Piko dan Tupi mungkin tidak tahu apa itu filsafat. Mereka tidak tahu apa itu teologi. Mereka tidak tahu apa itu politik kota. Mereka tidak tahu sengketa kepemilikan, perebutan pengaruh, atau pertarungan ego. Tetapi justru karena tidak tahu, mereka menjadi lebih jujur. Mereka hidup dari naluri paling dasar. Mendekat kepada yang memberi aman, menjauh dari yang menyakiti, dan kembali kepada kasih.


Mungkin manusia terlalu banyak tahu, sampai lupa merasakan. Terlalu banyak bicara, sampai lupa mendengar.
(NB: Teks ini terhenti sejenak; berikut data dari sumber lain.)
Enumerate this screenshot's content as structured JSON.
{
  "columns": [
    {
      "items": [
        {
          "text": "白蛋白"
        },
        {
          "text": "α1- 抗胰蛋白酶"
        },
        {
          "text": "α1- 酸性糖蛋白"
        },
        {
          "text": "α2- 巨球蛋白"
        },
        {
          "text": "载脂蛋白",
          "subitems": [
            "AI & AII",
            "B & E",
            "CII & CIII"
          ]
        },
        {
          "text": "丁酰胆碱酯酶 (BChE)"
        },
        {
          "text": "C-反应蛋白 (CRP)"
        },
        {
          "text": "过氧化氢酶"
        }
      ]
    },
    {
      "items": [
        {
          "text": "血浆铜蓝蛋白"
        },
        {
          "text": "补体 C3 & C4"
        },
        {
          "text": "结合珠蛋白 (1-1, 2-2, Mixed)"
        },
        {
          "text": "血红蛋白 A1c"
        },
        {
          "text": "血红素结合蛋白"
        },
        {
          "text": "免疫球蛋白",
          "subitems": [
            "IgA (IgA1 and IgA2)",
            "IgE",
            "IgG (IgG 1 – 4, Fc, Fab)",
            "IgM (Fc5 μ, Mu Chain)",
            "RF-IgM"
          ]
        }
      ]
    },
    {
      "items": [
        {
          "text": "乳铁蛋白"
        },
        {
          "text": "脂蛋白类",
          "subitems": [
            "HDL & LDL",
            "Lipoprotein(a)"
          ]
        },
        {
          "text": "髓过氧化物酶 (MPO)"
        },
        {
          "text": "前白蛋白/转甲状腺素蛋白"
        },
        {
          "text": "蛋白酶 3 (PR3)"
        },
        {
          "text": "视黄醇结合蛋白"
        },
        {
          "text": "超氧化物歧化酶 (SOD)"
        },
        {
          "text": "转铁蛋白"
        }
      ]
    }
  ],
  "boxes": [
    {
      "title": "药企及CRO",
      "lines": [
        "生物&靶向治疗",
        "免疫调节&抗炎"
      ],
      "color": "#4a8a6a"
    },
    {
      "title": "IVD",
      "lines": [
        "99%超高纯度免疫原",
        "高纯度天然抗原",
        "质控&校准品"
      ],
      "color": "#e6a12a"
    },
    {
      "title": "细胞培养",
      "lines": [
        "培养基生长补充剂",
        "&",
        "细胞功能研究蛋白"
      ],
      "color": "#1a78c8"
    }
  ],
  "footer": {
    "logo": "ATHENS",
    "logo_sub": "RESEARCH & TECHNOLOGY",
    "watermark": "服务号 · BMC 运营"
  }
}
Terlalu banyak membela ego, sampai lupa bahwa hidup ini sebentar. Piko dan Tupi mengingatkan, sebelum menjadi milik siapa pun, semua makhluk adalah milik Sang Pencipta. Sebelum disebut anjing, kucing, manusia, pejabat, rakyat, kaya, miskin, menang, kalah semua adalah ciptaan yang berasal dari satu rahmat.


Dan pada akhirnya, semua akan kembali. Yang kita bawa bukan jabatan. Bukan sengketa. Bukan amarah. Bukan kemenangan kecil atas orang lain. Yang kita bawa hanyalah jejak kasih yang pernah kita tanam.



Doa Kecil untuk Jakarta

Di sebuah rumah di Jakarta, Piko dan Tupi sedang menulis kitab kecil mereka sendiri. Bukan dengan tinta, tetapi dengan langkah kaki. Bukan dengan ayat panjang, tetapi dengan tatapan. Bukan dengan pidato, tetapi dengan keberanian untuk saling mendekat. Dari mereka, kita belajar:

yang dianggap musuh bisa menjadi sahabat;
yang dianggap asing bisa menjadi keluarga;
yang dianggap mustahil bisa menjadi mungkin;
asal ada kasih yang mengasuhnya.


Jakarta boleh keras. Manusia boleh penuh ego. Sengketa boleh datang seperti hujan yang tak tahu waktu. Tetapi selama masih ada rumah yang menyayangi, selama masih ada tangan yang memberi makan, selama masih ada makhluk kecil seperti Piko dan Tumi yang berani saling mengenal, maka dunia belum sepenuhnya kehilangan cahaya. Sebab pada akhirnya, semua berasal dari satu. Semua berjalan dalam satu rahasia. Dan semua akan kembali kepada satu.


Piko dan Tupi hanyalah dua makhluk kecil. Tetapi dari tubuh kecil mereka, Sang Pencipta menitipkan pelajaran besar, "Kasih tidak bertanya kau anjing atau kucing. Kasih hanya bertanya: apakah engkau lapar, takut, dan butuh tempat pulang?".



Dan rumah Penta menjawab,

"Pulanglah. Di sini, yang kecil pun berhak disayangi".